Holt’s book turns to the metaphysical inquiry, “Why is there something instead of nothing?” It’s a question I asked myself when I was about 6 years old. Hofstadter deals mostly with the (perhaps metaphysical) concern: “What is consciousness?” That’s a question I asked a bit later in life, though certainly I asked it before I was in my twenties.

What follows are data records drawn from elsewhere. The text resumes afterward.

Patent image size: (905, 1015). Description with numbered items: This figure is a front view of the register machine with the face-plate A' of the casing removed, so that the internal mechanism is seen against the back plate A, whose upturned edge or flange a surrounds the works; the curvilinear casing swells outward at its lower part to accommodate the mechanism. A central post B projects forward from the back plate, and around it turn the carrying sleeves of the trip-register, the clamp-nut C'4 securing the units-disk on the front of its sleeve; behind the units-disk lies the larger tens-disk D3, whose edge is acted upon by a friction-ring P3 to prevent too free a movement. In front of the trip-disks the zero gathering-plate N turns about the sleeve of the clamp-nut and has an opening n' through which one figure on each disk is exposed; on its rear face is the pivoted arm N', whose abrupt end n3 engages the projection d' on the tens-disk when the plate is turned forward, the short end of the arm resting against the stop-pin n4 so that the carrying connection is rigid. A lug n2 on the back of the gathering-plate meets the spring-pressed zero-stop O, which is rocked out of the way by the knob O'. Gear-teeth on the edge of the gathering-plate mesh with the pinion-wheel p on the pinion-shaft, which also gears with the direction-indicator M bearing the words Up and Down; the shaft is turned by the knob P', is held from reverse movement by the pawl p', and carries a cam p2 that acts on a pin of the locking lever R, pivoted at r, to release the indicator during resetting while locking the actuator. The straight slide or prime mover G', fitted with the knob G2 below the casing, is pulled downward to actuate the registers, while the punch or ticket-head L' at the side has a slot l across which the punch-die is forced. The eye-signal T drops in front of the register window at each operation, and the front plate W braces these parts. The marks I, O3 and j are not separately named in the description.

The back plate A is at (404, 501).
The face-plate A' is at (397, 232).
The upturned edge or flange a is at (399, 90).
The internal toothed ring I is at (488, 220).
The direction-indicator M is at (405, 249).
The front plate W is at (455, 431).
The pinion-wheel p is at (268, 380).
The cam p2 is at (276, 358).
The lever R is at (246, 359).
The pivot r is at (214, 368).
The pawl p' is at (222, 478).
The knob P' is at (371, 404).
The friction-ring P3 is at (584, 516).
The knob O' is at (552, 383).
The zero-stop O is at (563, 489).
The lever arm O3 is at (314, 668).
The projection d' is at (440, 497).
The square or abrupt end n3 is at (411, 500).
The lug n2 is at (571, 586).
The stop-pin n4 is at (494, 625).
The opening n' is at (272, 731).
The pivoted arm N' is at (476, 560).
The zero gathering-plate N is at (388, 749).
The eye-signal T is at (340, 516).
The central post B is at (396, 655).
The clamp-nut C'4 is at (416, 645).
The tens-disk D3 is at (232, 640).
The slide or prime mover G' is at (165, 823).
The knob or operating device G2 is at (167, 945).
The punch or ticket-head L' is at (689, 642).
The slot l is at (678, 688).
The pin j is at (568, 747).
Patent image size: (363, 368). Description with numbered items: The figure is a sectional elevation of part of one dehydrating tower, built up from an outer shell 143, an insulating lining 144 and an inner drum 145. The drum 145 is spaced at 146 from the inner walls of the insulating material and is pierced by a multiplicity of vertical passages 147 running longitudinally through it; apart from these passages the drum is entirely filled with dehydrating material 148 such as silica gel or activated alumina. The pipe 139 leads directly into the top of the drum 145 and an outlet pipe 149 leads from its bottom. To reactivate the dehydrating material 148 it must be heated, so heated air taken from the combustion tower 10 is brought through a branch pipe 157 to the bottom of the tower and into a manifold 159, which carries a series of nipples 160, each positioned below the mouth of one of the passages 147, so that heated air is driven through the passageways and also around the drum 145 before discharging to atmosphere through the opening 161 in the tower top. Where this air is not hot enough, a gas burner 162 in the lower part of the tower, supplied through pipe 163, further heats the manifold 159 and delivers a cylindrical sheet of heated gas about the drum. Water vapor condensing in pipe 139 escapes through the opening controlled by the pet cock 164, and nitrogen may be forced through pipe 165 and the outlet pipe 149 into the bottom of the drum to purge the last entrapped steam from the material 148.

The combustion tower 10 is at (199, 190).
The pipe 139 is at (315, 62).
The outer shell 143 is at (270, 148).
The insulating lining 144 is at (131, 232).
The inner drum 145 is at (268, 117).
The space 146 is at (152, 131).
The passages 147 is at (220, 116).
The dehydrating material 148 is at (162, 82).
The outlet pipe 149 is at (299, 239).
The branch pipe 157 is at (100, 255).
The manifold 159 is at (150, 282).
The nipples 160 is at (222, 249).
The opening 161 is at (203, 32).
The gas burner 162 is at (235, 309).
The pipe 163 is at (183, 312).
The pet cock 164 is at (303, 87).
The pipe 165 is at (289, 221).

Both authors employ philosophy and math in the service of trying to make sense of these inquiries; and while Holt’s investigation is a bit more physical-cosmological in nature, it may not be necessarily so–lots of the theories floating around out there sound pretty metaphysical to me! Hofstadter employs many analogies, as is his wont (see, in particular, his 1979 book Gödel, Escher, Bach). Hofstadter also gets a bit more into neurology, of course–we are talking about consciousness, after all, and it may reside in our brains–and slightly into the arena of psychology. Holt takes a more journalistic approach, using interviews and readings to cite past and current thinking on the topic of existence. The subtitle of his book is “An Existential Detective Story.”

So far, I enjoy both books, though they differ in significant respects.

Meanwhile, at work I am mainly dealing with adjusting-to-updated-software issues and helping-students-with-advising questions and explaining drop-add and pass-fail and comp-rhet and the difference between Elementary Spanish I and II. Keeps my brain flexible and gets those neurons firing. {Right??}

I haven’t finished reading either book yet. I may have more to say about the synthesis of these two books after I’ve let my brain settle down.